Romero's difficulties can be traced back to 2002, when he signed a consent decree with the New York Attorney General at the time, Eliot Spitzer, to settle a privacy breach that had been discovered on the ACLU website. A company called Virtual Sprockets was responsible for the breach, but Spitzer's office demanded a $10,000 fine from the ACLU. The terms of the decree required Romero to distribute it to the national ACLU board within thirty days, but he waited six months to do so. Glasser and Kaminer have written that Romero "offered vague and inconsistent explanations of the circumstances surrounding the negotiation, execution, and eventual distribution of the agreement." They further allege that ACLU president Nadine Strossen and the eleven-member executive committee, the leadership body of the board that oversees the executive director, "declined to reprimand Romero, even though a number of them privately conceded that they believed he had been less than honest with them." At the Warwick Hotel Romero told me, "I probably was a bit cavalier about it. But $10,000 is not a huge sum of money, and it was fully reimbursed [by Virtual Sprockets] to the ACLU. Had it been a million-dollar fine coming from our bottom line, I would have paid a lot more attention to it."

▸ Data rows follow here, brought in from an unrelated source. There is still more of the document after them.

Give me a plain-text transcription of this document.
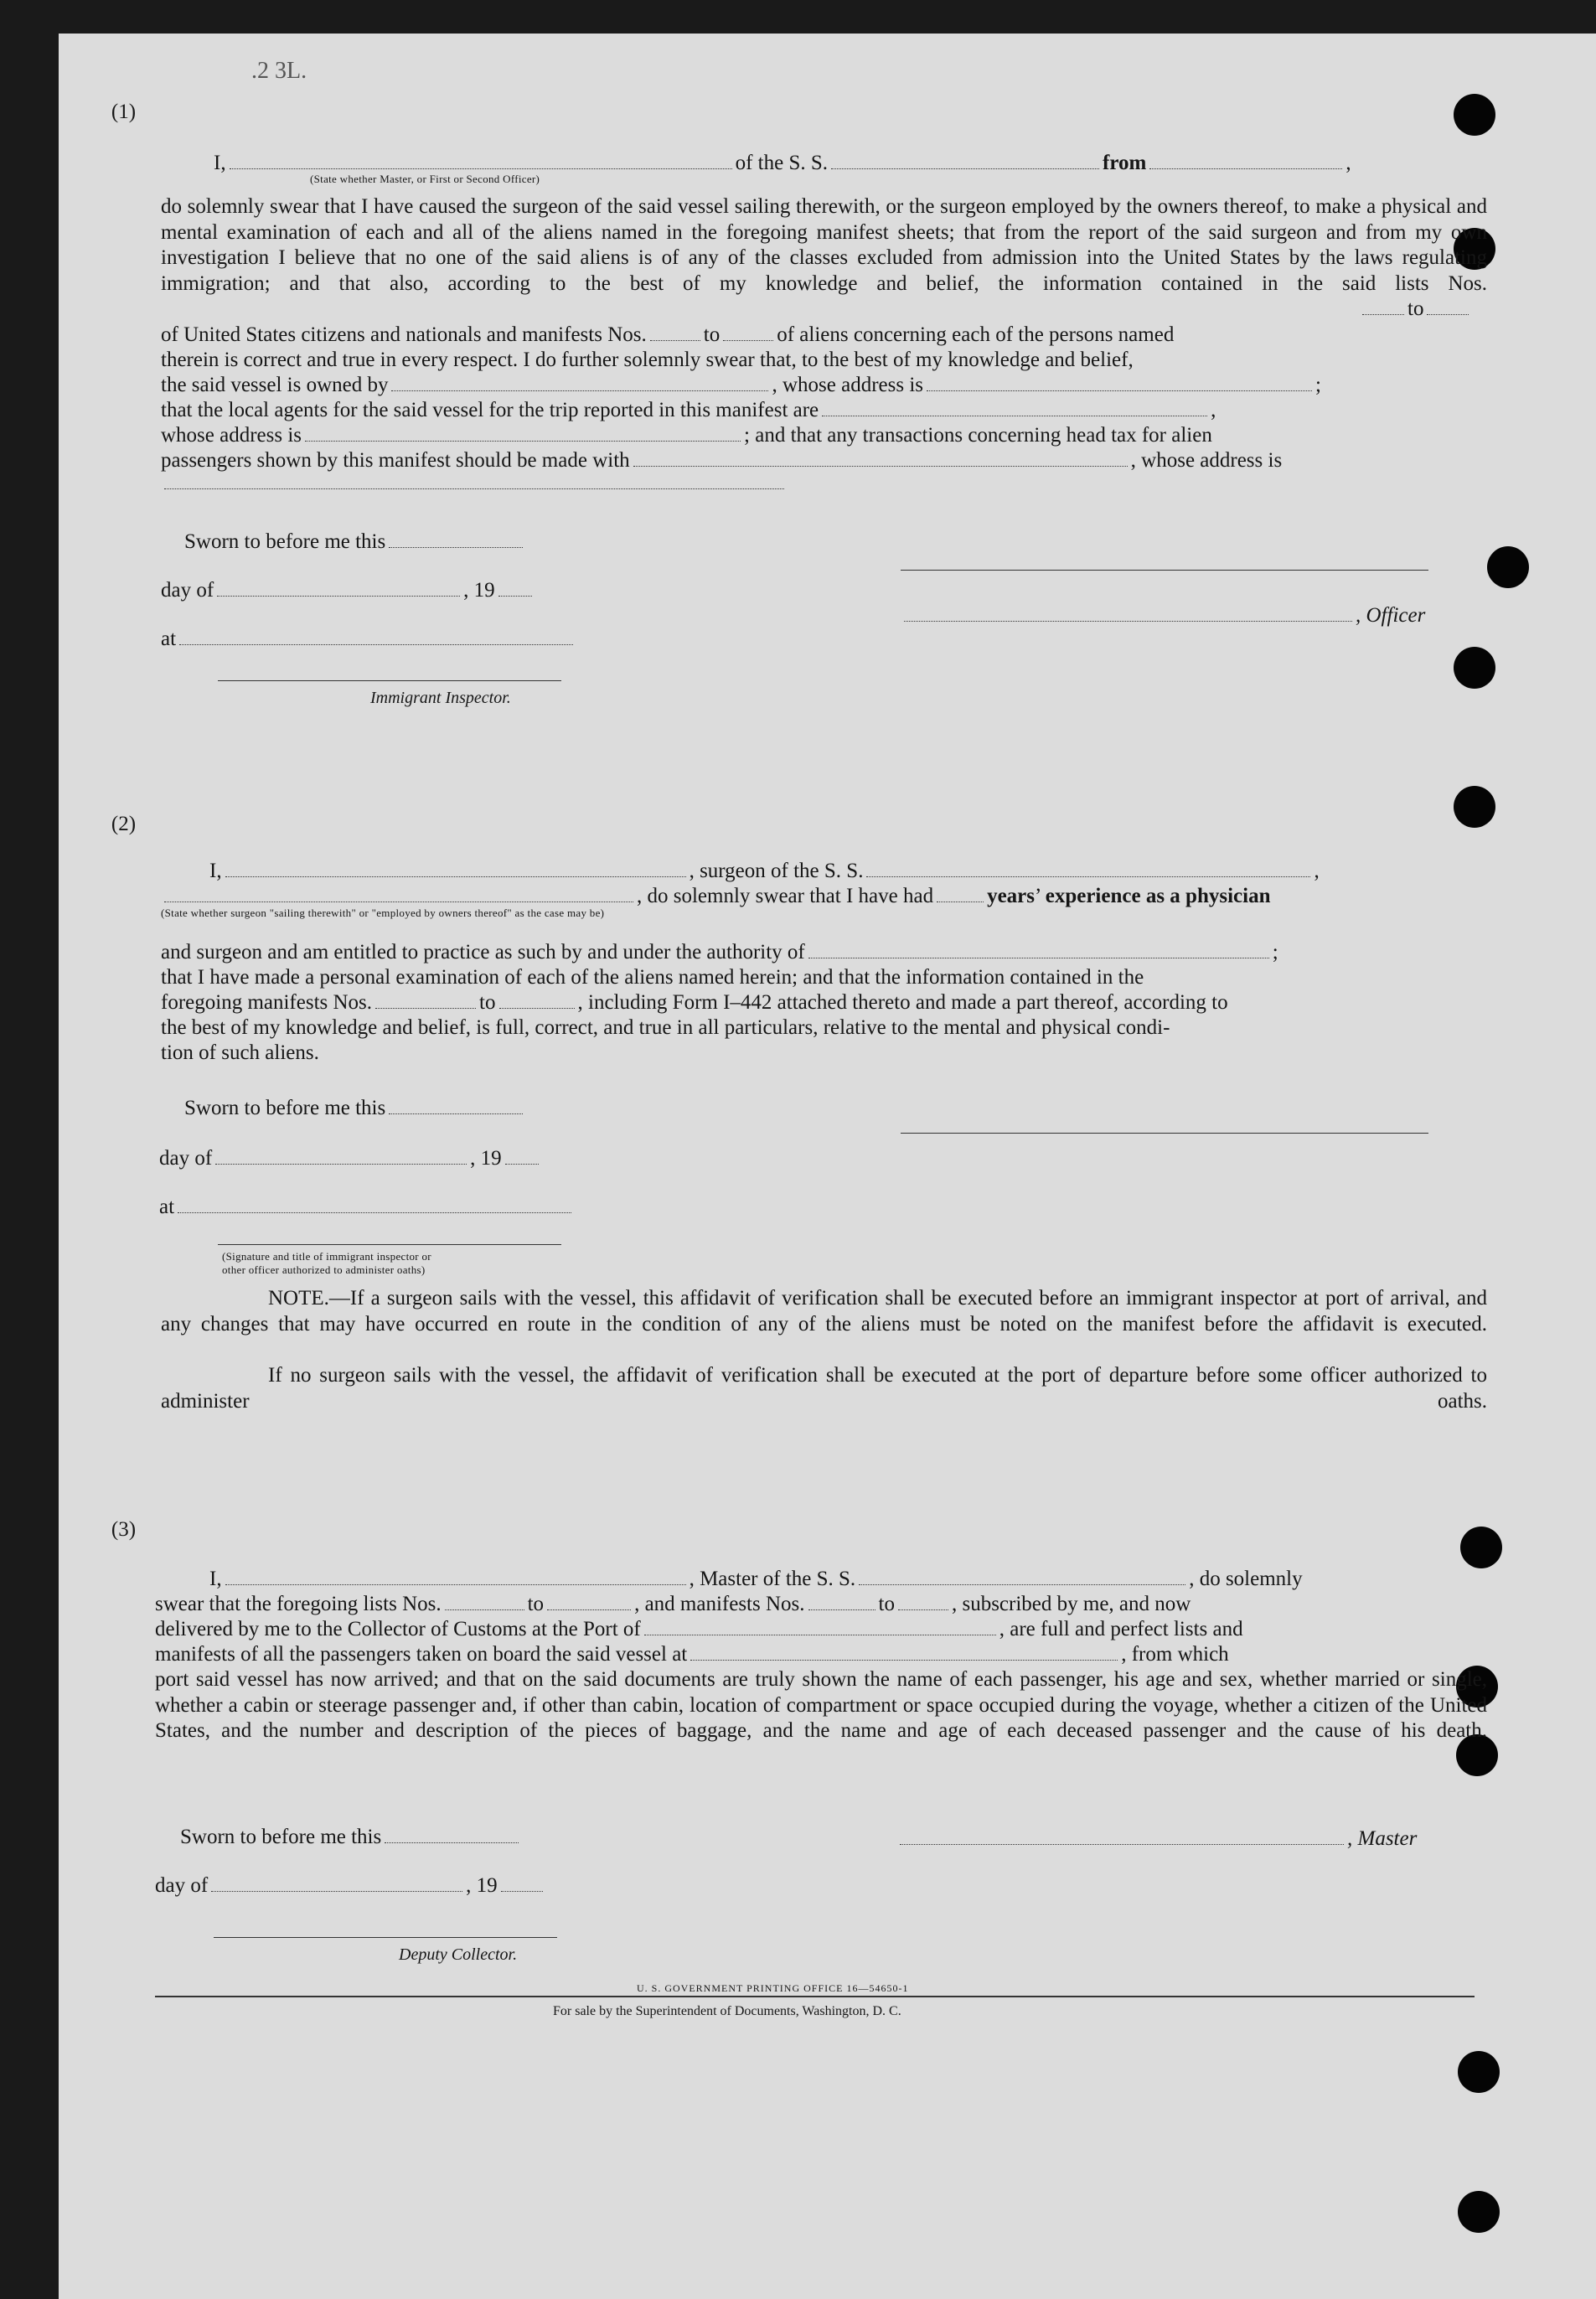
.2 3L.
(1)
I,	of the S. S.	from	,
(State whether Master, or First or Second Officer)
do solemnly swear that I have caused the surgeon of the said vessel sailing therewith, or the surgeon employed by the owners thereof, to make a physical and mental examination of each and all of the aliens named in the foregoing manifest sheets; that from the report of the said surgeon and from my own investigation I believe that no one of the said aliens is of any of the classes excluded from admission into the United States by the laws regulating immigration; and that also, according to the best of my knowledge and belief, the information contained in the said lists Nos.
to
of United States citizens and nationals and manifests Nos.	to	of aliens concerning each of the persons named
therein is correct and true in every respect. I do further solemnly swear that, to the best of my knowledge and belief,
the said vessel is owned by	, whose address is	;
that the local agents for the said vessel for the trip reported in this manifest are	,
whose address is	; and that any transactions concerning head tax for alien
passengers shown by this manifest should be made with	, whose address is
Sworn to before me this
day of	, 19
, Officer
at
Immigrant Inspector.
(2)
I,	, surgeon of the S. S.	,
, do solemnly swear that I have had	years’ experience as a physician
(State whether surgeon "sailing therewith" or "employed by owners thereof" as the case may be)
and surgeon and am entitled to practice as such by and under the authority of	;
that I have made a personal examination of each of the aliens named herein; and that the information contained in the
foregoing manifests Nos.	to	, including Form I–442 attached thereto and made a part thereof, according to
the best of my knowledge and belief, is full, correct, and true in all particulars, relative to the mental and physical condi-
tion of such aliens.
Sworn to before me this
day of	, 19
at
(Signature and title of immigrant inspector or
other officer authorized to administer oaths)
NOTE.—If a surgeon sails with the vessel, this affidavit of verification shall be executed before an immigrant inspector at port of arrival, and any changes that may have occurred en route in the condition of any of the aliens must be noted on the manifest before the affidavit is executed.
If no surgeon sails with the vessel, the affidavit of verification shall be executed at the port of departure before some officer authorized to administer oaths.
(3)
I,	, Master of the S. S.	, do solemnly
swear that the foregoing lists Nos.	to	, and manifests Nos.	to	, subscribed by me, and now
delivered by me to the Collector of Customs at the Port of	, are full and perfect lists and
manifests of all the passengers taken on board the said vessel at	, from which
port said vessel has now arrived; and that on the said documents are truly shown the name of each passenger, his age and sex, whether married or single, whether a cabin or steerage passenger and, if other than cabin, location of compartment or space occupied during the voyage, whether a citizen of the United States, and the number and description of the pieces of baggage, and the name and age of each deceased passenger and the cause of his death.
Sworn to before me this	, Master
day of	, 19
Deputy Collector.
U. S. GOVERNMENT PRINTING OFFICE 16—54650-1
For sale by the Superintendent of Documents, Washington, D. C.
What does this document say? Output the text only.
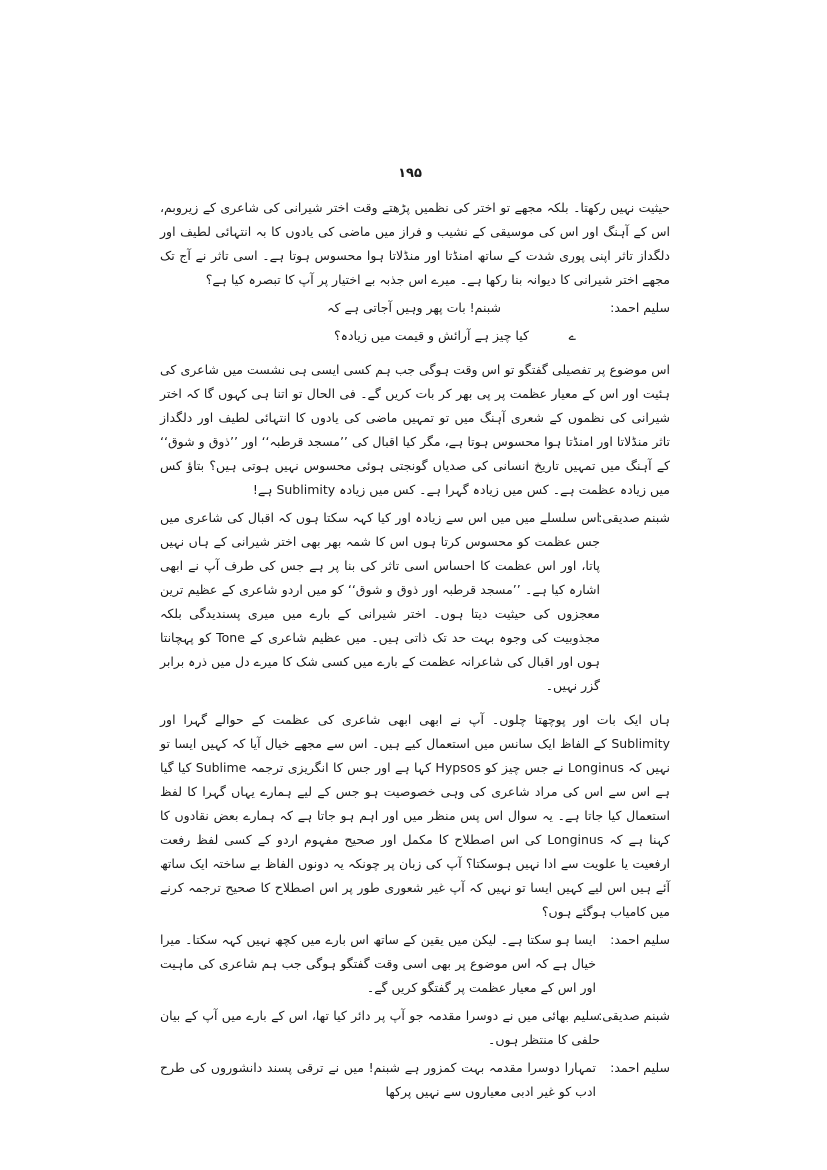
۱۹۵

حیثیت نہیں رکھتا۔ بلکہ مجھے تو اختر کی نظمیں پڑھتے وقت اختر شیرانی کی شاعری کے زیروبم، اس کے آہنگ اور اس کی موسیقی کے نشیب و فراز میں ماضی کی یادوں کا بہ انتہائی لطیف اور دلگداز تاثر اپنی پوری شدت کے ساتھ امنڈتا اور منڈلاتا ہوا محسوس ہوتا ہے۔ اسی تاثر نے آج تک مجھے اختر شیرانی کا دیوانہ بنا رکھا ہے۔ میرے اس جذبہ بے اختیار پر آپ کا تبصرہ کیا ہے؟

سلیم احمد:
شبنم! بات پھر وہیں آجاتی ہے کہ
ے          کیا چیز ہے آرائش و قیمت میں زیادہ؟

اس موضوع پر تفصیلی گفتگو تو اس وقت ہوگی جب ہم کسی ایسی ہی نشست میں شاعری کی ہئیت اور اس کے معیار عظمت پر پی بھر کر بات کریں گے۔ فی الحال تو اتنا ہی کہوں گا کہ اختر شیرانی کی نظموں کے شعری آہنگ میں تو تمہیں ماضی کی یادوں کا انتہائی لطیف اور دلگداز تاثر منڈلاتا اور امنڈتا ہوا محسوس ہوتا ہے، مگر کیا اقبال کی ’’مسجد قرطبہ‘‘ اور ’’ذوق و شوق‘‘ کے آہنگ میں تمہیں تاریخ انسانی کی صدیاں گونجتی ہوئی محسوس نہیں ہوتی ہیں؟ بتاؤ کس میں زیادہ عظمت ہے۔ کس میں زیادہ گہرا ہے۔ کس میں زیادہ Sublimity ہے!

شبنم صدیقی:
اس سلسلے میں میں اس سے زیادہ اور کیا کہہ سکتا ہوں کہ اقبال کی شاعری میں جس عظمت کو محسوس کرتا ہوں اس کا شمہ بھر بھی اختر شیرانی کے ہاں نہیں پاتا، اور اس عظمت کا احساس اسی تاثر کی بنا پر ہے جس کی طرف آپ نے ابھی اشارہ کیا ہے۔ ’’مسجد قرطبہ اور ذوق و شوق‘‘ کو میں اردو شاعری کے عظیم ترین معجزوں کی حیثیت دیتا ہوں۔ اختر شیرانی کے بارے میں میری پسندیدگی بلکہ مجذوبیت کی وجوہ بہت حد تک ذاتی ہیں۔ میں عظیم شاعری کے Tone کو پہچانتا ہوں اور اقبال کی شاعرانہ عظمت کے بارے میں کسی شک کا میرے دل میں ذرہ برابر گزر نہیں۔

ہاں ایک بات اور پوچھتا چلوں۔ آپ نے ابھی ابھی شاعری کی عظمت کے حوالے گہرا اور Sublimity کے الفاظ ایک سانس میں استعمال کیے ہیں۔ اس سے مجھے خیال آیا کہ کہیں ایسا تو نہیں کہ Longinus نے جس چیز کو Hypsos کہا ہے اور جس کا انگریزی ترجمہ Sublime کیا گیا ہے اس سے اس کی مراد شاعری کی وہی خصوصیت ہو جس کے لیے ہمارے یہاں گہرا کا لفظ استعمال کیا جاتا ہے۔ یہ سوال اس پس منظر میں اور اہم ہو جاتا ہے کہ ہمارے بعض نقادوں کا کہنا ہے کہ Longinus کی اس اصطلاح کا مکمل اور صحیح مفہوم اردو کے کسی لفظ رفعت ارفعیت یا علویت سے ادا نہیں ہوسکتا؟ آپ کی زبان پر چونکہ یہ دونوں الفاظ بے ساختہ ایک ساتھ آئے ہیں اس لیے کہیں ایسا تو نہیں کہ آپ غیر شعوری طور پر اس اصطلاح کا صحیح ترجمہ کرنے میں کامیاب ہوگئے ہوں؟

سلیم احمد:
ایسا ہو سکتا ہے۔ لیکن میں یقین کے ساتھ اس بارے میں کچھ نہیں کہہ سکتا۔ میرا خیال ہے کہ اس موضوع پر بھی اسی وقت گفتگو ہوگی جب ہم شاعری کی ماہیت اور اس کے معیار عظمت پر گفتگو کریں گے۔
شبنم صدیقی:
سلیم بھائی میں نے دوسرا مقدمہ جو آپ پر دائر کیا تھا، اس کے بارے میں آپ کے بیان حلفی کا منتظر ہوں۔
سلیم احمد:
تمہارا دوسرا مقدمہ بہت کمزور ہے شبنم! میں نے ترقی پسند دانشوروں کی طرح ادب کو غیر ادبی معیاروں سے نہیں پرکھا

Then, in April 2004, Romero quietly put his signature on a Ford Foundation grant letter that contained a dubious clause: "By countersigning this grant letter, you agree that your organization will not promote or engage in violence, terrorism, bigotry or the destruction of any state." Dissident board members Kaminer and Michael Meyers viewed that language as disgraceful, and believe that Romero and the ACLU should have vigorously opposed it [see Sherman, "Target Ford," June 5, 2006]. Upon questioning Romero, the critics learned that he had done more than sign the grant letter: He had privately advised Ford on how to craft it. After vigorous debate, the ACLU ultimately refused more than $1 million in Ford money, which Romero wanted for the organization. "The mistake I made," Romero told me, "was in not appreciating the civil liberties implications" of Ford's grant language; he also says that he should not have signed the Ford document without first consulting his board.
In July 2004, after the board concluded a four-hour debate on the Ford controversy, Romero, in the face of explicit questions from Kaminer and Meyers, revealed that he had previously signed another questionable agreement, this one from the Combined Federal Campaign, a government program that allows federal employees to allocate funds to charities and nonprofits. After 9/11, the CFC demanded that its recipients certify that they do not "knowingly employ" people found on federal and international antiterrorism "watch lists"--critics call them "blacklists"--which have been shown to be sweeping and inaccurate. The critics, appalled by the CFC's screening requirements, demanded to know whom Romero had consulted before signing the CFC contract. He replied that he had acted on the "advice of counsel." The critics insist, then and now, that there was no counsel, and that Romero misled the board. The ACLU temporarily withdrew from the CFC, a move that cost the organization an estimated $500,000 in 2004.
Even Romero's most ardent supporters believe that he seriously botched the CFC matter. Today he admits that he should have immediately brought the grant application to the executive committee of the board (it took him more than five months to do so); and he blames the government for its excessive regulation of CFC recipients. When I asked Romero for the name of his "counsel," a sheepish grin appeared on his face. "I'm also a licensed attorney in New York," he confesses. "I was serving as my own lawyer."
Recalling the controversies of 2004, Romero conveys the impression that his worst blunders were not ethical or administrative, but tactical. He regrets that he was not able to vanquish his enemies on the board. "The biggest mistake I made," he says, "was not appreciating how [the various controversies] could be spun and framed to my detriment." He laments that his detractors were able to successfully "attach certain labels and criticisms that would be hard to explain away."